UIT ELKAAR
Na het sublieme Doodgewoon slaan dichter Bette Westera en illustrator Sylvia Weve opnieuw de handen in elkaar om een gevoelig thema aan te pakken: echtscheiding en onconventionele families. Een heel gamma aan aspecten en gevoelens komt aan bod. De gedichten zijn soms grappig, soms troostend, vaak rauw.

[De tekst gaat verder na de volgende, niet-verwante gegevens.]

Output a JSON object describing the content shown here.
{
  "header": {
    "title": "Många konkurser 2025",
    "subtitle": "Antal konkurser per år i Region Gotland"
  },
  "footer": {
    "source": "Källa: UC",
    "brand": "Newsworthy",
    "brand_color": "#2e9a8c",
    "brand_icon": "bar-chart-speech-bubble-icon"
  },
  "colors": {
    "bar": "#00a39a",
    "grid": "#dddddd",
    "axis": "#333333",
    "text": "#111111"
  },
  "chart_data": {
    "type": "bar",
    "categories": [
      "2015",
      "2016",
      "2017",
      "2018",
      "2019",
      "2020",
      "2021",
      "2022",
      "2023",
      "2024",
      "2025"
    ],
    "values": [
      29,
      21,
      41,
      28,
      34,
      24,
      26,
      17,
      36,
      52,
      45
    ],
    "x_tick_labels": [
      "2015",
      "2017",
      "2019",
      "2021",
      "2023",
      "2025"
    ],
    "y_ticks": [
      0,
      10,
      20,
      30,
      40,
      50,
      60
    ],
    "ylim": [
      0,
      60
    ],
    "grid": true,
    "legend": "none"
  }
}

Met eenvoudige woorden worden complexe gevoelens en diepe wonden opgeroepen, zoals in het gedicht waarin een jongen zijn vader met zijn juf heeft zien zoenen: ‘Mijn vader weet ervan, hij zag me staan. / Hij zei dat ik het beter niet kon zeggen. / Dat hij het zelf aan mama uit zou leggen. / Dat heeft hij volgens mij nog niet gedaan.’ Met Doodgewoon heeft het duo Westera en Weve de lat hoog gelegd. In vergelijking is Uit elkaar wat meer voorspelbaar, al kan je in het openingsgedicht vermoeden dat de opeenstapeling van clichés en flauwe rijmen – ‘Zou ik het durven? Zal ik het doen? Ik ga naar je toe / en ik geef je een zoen!’ – net bedoeld zijn om de illusie van een zeemzoete liefde in de verf te zetten. De manier waarop de tekst en de beelden op elkaar inspelen blijft wel bijzonder. De illustratiestijlen zijn even gevarieerd als de gevoelens waarop gefocust wordt. Bij een adoptieverhaal over pinguïns spat de uitgelatenheid van de vaders van het blad. Over het gedicht van het kind dat zich schuldig voelt en schichtig uit zijn ogen kijkt, staat dan weer een groot kruis en een duidelijke boodschap: ONZIN.
Typisch voor de Woutertje Pieterse Prijs is dat de jury veel belang hecht aan de totaalervaring van het boek, inclusief illustraties en vormgeving. Weinig boeken kunnen zich op dat vlak meten met Uit elkaar, want daar passen alle elementen net perfect bij elkaar.